The amount of incentive-based compensation that is subject to recovery under this policy (“erroneously awarded compensation”) is the amount of incentive-based compensation received that exceeds the amount of incentive-based compensation that otherwise would have been received had it been determined based on the restated amounts. The amount of incentive-based compensation that is subject to recovery will be computed without regard to any taxes paid. For incentive-based compensation based on stock price or total shareholder return, where the amount of erroneously awarded compensation is not subject to mathematical recalculation directly from the information in an accounting restatement:
| 1) | the amount will be based on a reasonable estimate of the effect of the accounting restatement on the stock price or total shareholder return upon which the incentive-based compensation was received; and | |
| 2) | the Company shall maintain documentation of the determination of that reasonable estimate and provide such documentation to the New York Stock Exchange American. | |
The Company shall recover erroneously awarded compensation in accordance with this policy, except to the extent that any of the following conditions are met and the Company’s Compensation Committee (or, if there is no Compensation Committee at such time, a majority of the independent directors serving on the Board) has made a determination that recovery would be impracticable:
| 1) | the direct expense paid to a third party to assist in enforcing this policy would exceed the amount to be recovered; provided, that before concluding that it would be impracticable to recover any amount of erroneously awarded compensation based on expense of enforcement, the Company shall make a reasonable attempt to recover such erroneously awarded compensation, document such reasonable attempt(s) to recover and provide such documentation to the New York Stock Exchange American; | |
| 2) | recovery would violate home country law where that law was adopted prior to November 28, 2022; provided, that before concluding that it would be impracticable to recover any amount of erroneously awarded compensation based on violation of home country law, the Company shall obtain an opinion of home country counsel, acceptable to the New York Stock Exchange American, that recovery would result in such a violation and provide such opinion to the New York Stock Exchange American; or | |
| 3) | recovery would likely cause an otherwise tax-qualified retirement plan, under which benefits are broadly available to employees of the Company, to fail to meet the requirements of 26 U.S.C. 401(a)(13) or 26 U.S.C. 411(a) and regulations thereunder. | |
The Company shall not indemnify any executive officer or former executive officer against the loss of erroneously awarded compensation.

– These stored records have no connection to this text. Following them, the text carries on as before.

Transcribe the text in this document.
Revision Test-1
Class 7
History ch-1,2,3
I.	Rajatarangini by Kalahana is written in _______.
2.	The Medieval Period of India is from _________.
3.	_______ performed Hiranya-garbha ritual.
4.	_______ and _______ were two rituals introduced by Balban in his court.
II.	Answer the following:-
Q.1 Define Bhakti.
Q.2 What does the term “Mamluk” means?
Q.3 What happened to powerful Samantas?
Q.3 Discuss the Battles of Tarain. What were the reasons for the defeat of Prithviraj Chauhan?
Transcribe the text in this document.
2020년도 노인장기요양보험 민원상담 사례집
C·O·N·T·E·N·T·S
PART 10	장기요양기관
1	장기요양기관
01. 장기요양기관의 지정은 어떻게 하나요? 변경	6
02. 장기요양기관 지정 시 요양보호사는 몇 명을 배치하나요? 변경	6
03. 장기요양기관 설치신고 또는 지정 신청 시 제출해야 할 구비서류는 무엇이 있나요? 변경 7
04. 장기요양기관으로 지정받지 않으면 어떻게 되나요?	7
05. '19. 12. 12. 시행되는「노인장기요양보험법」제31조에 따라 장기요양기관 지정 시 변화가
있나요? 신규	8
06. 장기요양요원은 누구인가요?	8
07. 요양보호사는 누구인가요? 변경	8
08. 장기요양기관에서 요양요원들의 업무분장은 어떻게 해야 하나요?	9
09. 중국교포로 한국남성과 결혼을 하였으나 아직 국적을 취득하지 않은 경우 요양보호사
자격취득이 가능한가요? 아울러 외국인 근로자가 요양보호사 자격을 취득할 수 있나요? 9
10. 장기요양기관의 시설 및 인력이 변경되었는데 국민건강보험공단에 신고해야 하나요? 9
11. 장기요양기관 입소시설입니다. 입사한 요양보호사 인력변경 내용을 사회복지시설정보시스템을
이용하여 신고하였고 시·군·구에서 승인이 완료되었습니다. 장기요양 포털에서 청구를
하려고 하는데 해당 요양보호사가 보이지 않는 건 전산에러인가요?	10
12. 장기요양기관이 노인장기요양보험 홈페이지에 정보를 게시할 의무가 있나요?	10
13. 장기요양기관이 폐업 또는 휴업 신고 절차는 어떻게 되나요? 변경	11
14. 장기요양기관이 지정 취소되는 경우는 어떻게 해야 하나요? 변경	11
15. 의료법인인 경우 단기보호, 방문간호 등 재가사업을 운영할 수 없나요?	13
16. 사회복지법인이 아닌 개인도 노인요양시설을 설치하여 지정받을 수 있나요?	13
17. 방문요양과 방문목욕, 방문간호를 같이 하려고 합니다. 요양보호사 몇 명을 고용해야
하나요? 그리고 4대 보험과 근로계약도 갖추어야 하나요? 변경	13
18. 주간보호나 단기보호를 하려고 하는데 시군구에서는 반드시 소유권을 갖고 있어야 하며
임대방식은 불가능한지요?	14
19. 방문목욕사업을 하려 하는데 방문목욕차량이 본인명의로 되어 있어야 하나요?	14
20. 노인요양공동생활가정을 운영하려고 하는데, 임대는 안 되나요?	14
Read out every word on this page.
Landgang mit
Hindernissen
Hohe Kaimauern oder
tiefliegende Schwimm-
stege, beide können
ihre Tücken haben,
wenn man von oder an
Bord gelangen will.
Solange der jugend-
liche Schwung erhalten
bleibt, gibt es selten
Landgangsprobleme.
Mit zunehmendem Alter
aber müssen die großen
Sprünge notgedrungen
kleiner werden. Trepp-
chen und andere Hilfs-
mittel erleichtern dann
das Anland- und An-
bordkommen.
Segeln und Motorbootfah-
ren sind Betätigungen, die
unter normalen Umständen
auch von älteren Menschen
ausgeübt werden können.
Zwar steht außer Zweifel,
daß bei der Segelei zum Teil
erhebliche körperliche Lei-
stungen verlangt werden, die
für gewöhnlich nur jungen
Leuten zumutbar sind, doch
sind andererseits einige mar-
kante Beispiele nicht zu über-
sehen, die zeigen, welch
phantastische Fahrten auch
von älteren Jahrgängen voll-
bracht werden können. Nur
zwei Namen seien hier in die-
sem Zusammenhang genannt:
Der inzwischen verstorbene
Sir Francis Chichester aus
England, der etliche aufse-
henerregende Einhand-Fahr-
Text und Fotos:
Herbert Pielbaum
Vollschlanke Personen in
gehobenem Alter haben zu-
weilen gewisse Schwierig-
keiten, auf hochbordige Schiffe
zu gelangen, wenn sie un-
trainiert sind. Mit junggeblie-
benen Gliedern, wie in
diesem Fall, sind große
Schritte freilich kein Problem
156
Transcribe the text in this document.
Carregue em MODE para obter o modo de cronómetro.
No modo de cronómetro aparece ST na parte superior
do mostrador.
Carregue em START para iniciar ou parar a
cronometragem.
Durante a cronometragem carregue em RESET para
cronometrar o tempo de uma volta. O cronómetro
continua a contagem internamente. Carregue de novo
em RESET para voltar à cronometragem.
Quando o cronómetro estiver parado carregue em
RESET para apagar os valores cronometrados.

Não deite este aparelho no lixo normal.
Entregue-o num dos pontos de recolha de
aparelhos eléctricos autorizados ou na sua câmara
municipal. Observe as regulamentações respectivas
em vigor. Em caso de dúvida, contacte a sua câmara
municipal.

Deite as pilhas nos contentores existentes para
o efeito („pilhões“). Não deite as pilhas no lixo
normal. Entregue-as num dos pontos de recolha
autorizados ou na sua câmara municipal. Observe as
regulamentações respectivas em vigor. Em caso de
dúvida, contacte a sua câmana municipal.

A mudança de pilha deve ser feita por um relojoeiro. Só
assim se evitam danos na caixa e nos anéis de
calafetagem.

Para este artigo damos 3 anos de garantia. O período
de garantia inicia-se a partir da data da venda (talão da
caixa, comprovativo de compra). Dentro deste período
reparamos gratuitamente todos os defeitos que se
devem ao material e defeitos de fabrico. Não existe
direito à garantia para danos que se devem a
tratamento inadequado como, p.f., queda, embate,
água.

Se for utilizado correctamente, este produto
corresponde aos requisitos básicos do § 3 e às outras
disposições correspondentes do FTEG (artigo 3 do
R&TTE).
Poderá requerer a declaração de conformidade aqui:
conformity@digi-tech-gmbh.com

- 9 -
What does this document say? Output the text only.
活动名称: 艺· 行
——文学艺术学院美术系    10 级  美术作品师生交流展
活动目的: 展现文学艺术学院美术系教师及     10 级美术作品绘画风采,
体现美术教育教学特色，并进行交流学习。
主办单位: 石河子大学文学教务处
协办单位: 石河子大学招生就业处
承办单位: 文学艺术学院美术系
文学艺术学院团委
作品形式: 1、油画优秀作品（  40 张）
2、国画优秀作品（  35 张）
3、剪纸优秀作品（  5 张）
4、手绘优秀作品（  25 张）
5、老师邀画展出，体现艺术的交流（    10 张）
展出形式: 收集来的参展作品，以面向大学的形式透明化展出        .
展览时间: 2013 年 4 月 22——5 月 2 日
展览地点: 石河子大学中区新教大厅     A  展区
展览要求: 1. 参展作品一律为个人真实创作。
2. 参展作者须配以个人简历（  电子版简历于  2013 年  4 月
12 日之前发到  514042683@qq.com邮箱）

For purposes of this policy, the following terms have the definitions set forth below:
“Executive officer” means (a) all executive officers as that term is defined in 17 CFR 229.401(b); and (b) the Company’s president, principal financial officer, principal accounting officer (or if there is no such accounting officer, the controller), any vice-president of the Company in charge of a principal business unit, division or function (such as sales, administration, or finance), any other officer who performs a policy-making function, or any other person who performs similar policy-making functions for the Company; provided, however, that the term “policy-making function” is not intended to include policy-making functions that are not significant. Executive officers of the Company’s parent(s) or subsidiaries are deemed executive officers of the Company if they perform such policy making functions for the Company.
“Financial reporting measures” means measures that are determined and presented in accordance with the accounting principles used in preparing the Company’s financial statements and any measures that are derived wholly or in part from such measures. Stock price and total shareholder return are also financial reporting measures. A financial reporting measure need not be presented within the financial statements or included in a filing with the Securities and Exchange Commission.
“Incentive-based compensation” means compensation that is granted, earned or vested based wholly or in part upon the attainment of a financial reporting measure.